Güncelleme Tarihi:
YAKINLARI uyuşturucu bağımlılığına yakalanmış ailelerin oluşturduğu AYBUDER’de (Ayık Yaşamda Buluşalım Derneği) eski bağımlılar, bağımlıları tedavi ediyor. Dernek üyeleri, 25 Ekim’de Galatasaray Lisesi önünde ilkini yaptıkları basın açıklamasıyla uyuşturucuyla mücadelede seslerini duyurabilmek için sürekli eylem sürecini başlattı. Her ayın son pazar günü saat 13.00’te aynı yerde nöbette olacaklar.

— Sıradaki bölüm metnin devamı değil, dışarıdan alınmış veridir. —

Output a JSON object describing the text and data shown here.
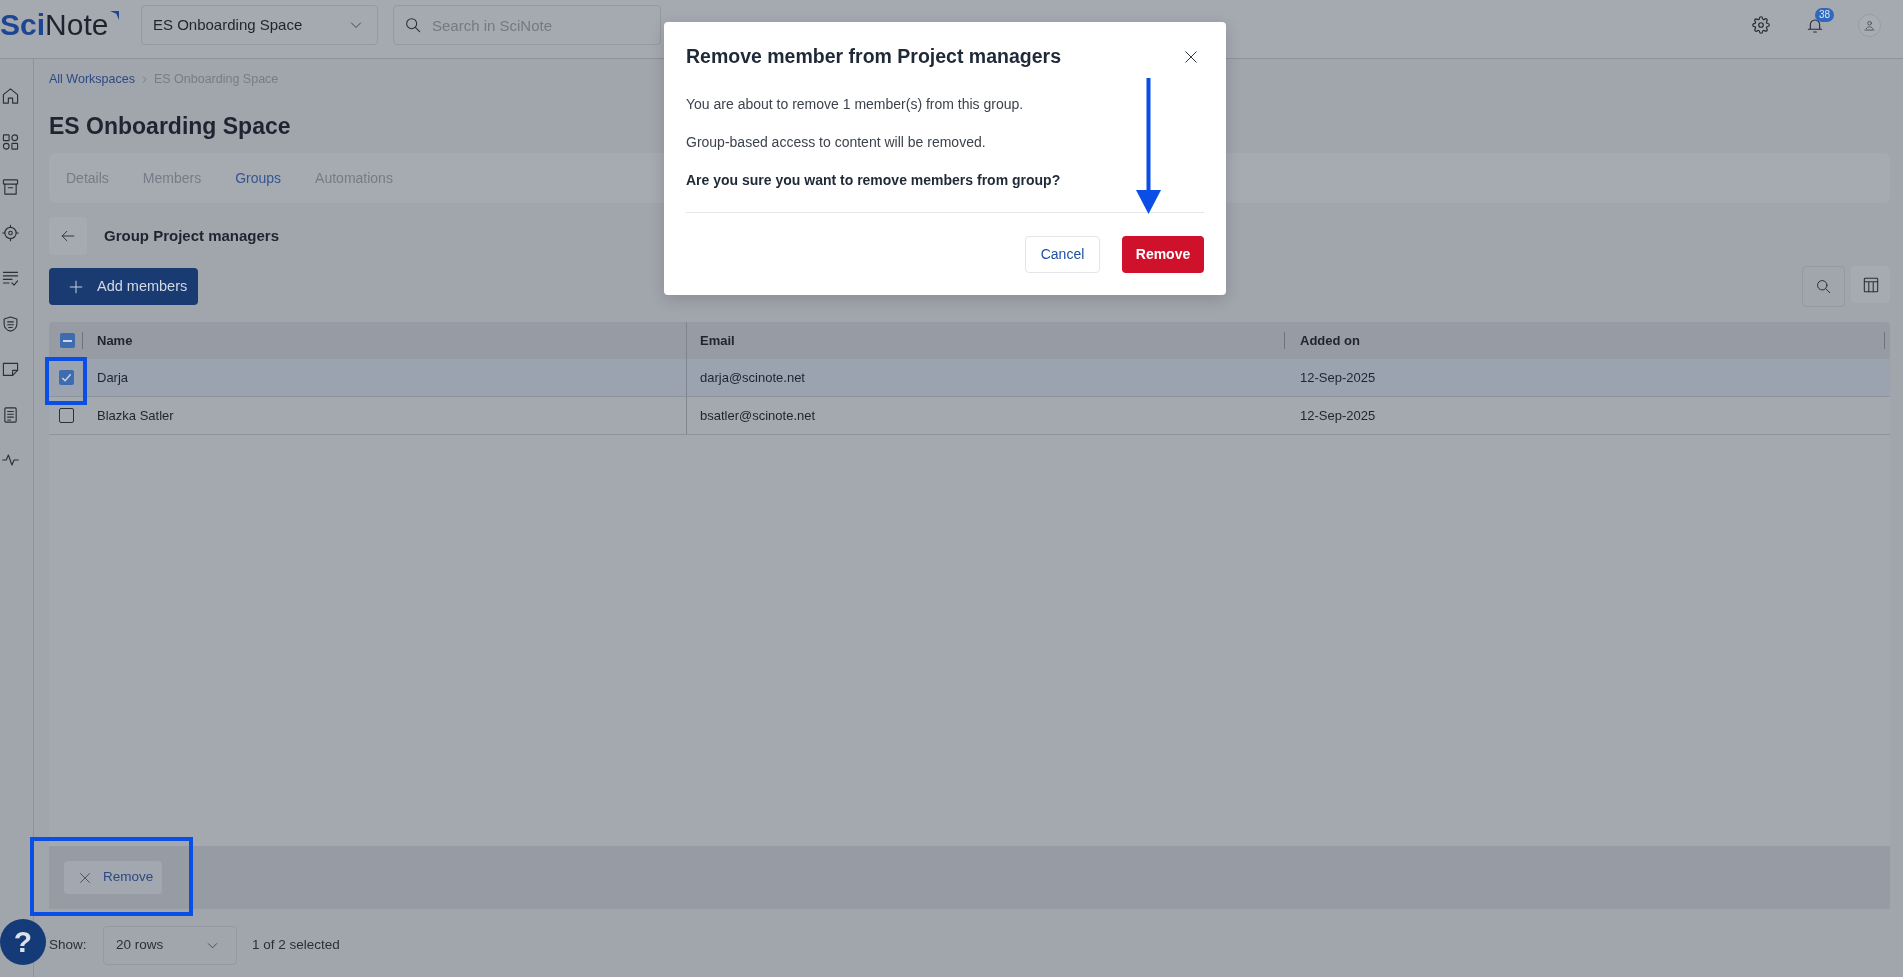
{
  "top_bar": {
    "logo": "**Sci**Note",
    "workspace_select": {
      "value": "ES Onboarding Space"
    },
    "search": {
      "placeholder": "Search in SciNote"
    },
    "notifications": {
      "badge": "38"
    }
  },
  "breadcrumb": [
    {
      "label": "All Workspaces",
      "kind": "link"
    },
    {
      "label": "ES Onboarding Space",
      "kind": "current"
    }
  ],
  "page_title": "ES Onboarding Space",
  "tabs": [
    {
      "label": "Details",
      "selected": false
    },
    {
      "label": "Members",
      "selected": false
    },
    {
      "label": "Groups",
      "selected": true
    },
    {
      "label": "Automations",
      "selected": false
    }
  ],
  "group_title": "Group Project managers",
  "toolbar": {
    "add_button": "Add members"
  },
  "table": {
    "select_all": {
      "indeterminate": true
    },
    "columns": [
      "Name",
      "Email",
      "Added on"
    ],
    "rows": [
      {
        "selected": true,
        "name": "Darja",
        "email": "darja@scinote.net",
        "added_on": "12-Sep-2025"
      },
      {
        "selected": false,
        "name": "Blazka Satler",
        "email": "bsatler@scinote.net",
        "added_on": "12-Sep-2025"
      }
    ]
  },
  "selection_bar": {
    "remove_button": "Remove"
  },
  "footer": {
    "show_label": "Show:",
    "page_size": {
      "value": "20 rows"
    },
    "selection_count": "1 of 2 selected"
  },
  "help_button": {
    "label": "?"
  },
  "dialog": {
    "title": "Remove member from Project managers",
    "paragraphs": [
      {
        "text": "You are about to remove 1 member(s) from this group.",
        "bold": false
      },
      {
        "text": "Group-based access to content will be removed.",
        "bold": false
      },
      {
        "text": "Are you sure you want to remove members from group?",
        "bold": true
      }
    ],
    "buttons": [
      {
        "label": "Cancel",
        "kind": "secondary"
      },
      {
        "label": "Remove",
        "kind": "danger"
      }
    ]
  }
}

Tüm yönetim kurulu eski bağımlılardan oluşan AYBUDER’de sosyal medya üzerinden 580 aile örgütlendi ve nöbetlere başladı. Bu nöbetler İstanbul’la eşzamanlı olarak Antalya, Bursa ve Konya’da da gerçekleştirilecek.
GÖNÜLLÜ SAHA EKİPLERİ
AYBUDER’in gönüllülük esasıyla sahada çalışan ekipleri var. Şu anda Antalya ve Bursa’da iki ekip var. Buralar kritik bölgeler. Antalya’nın Zeytinköy mahallesi eroinin başkenti, 5 TL’ye eroin alınabiliyor. Bursa ise metamfetaminin yuvası. Yörük, uyuşturucunun artık Erzurum’un köylerine bile girdiğini, uyuşturucuya başlama yaşının 8-9’lara indiğini, Antalya’da 8 yaşında iğne bağımlısı çocuklar olduğunu belirtiyor.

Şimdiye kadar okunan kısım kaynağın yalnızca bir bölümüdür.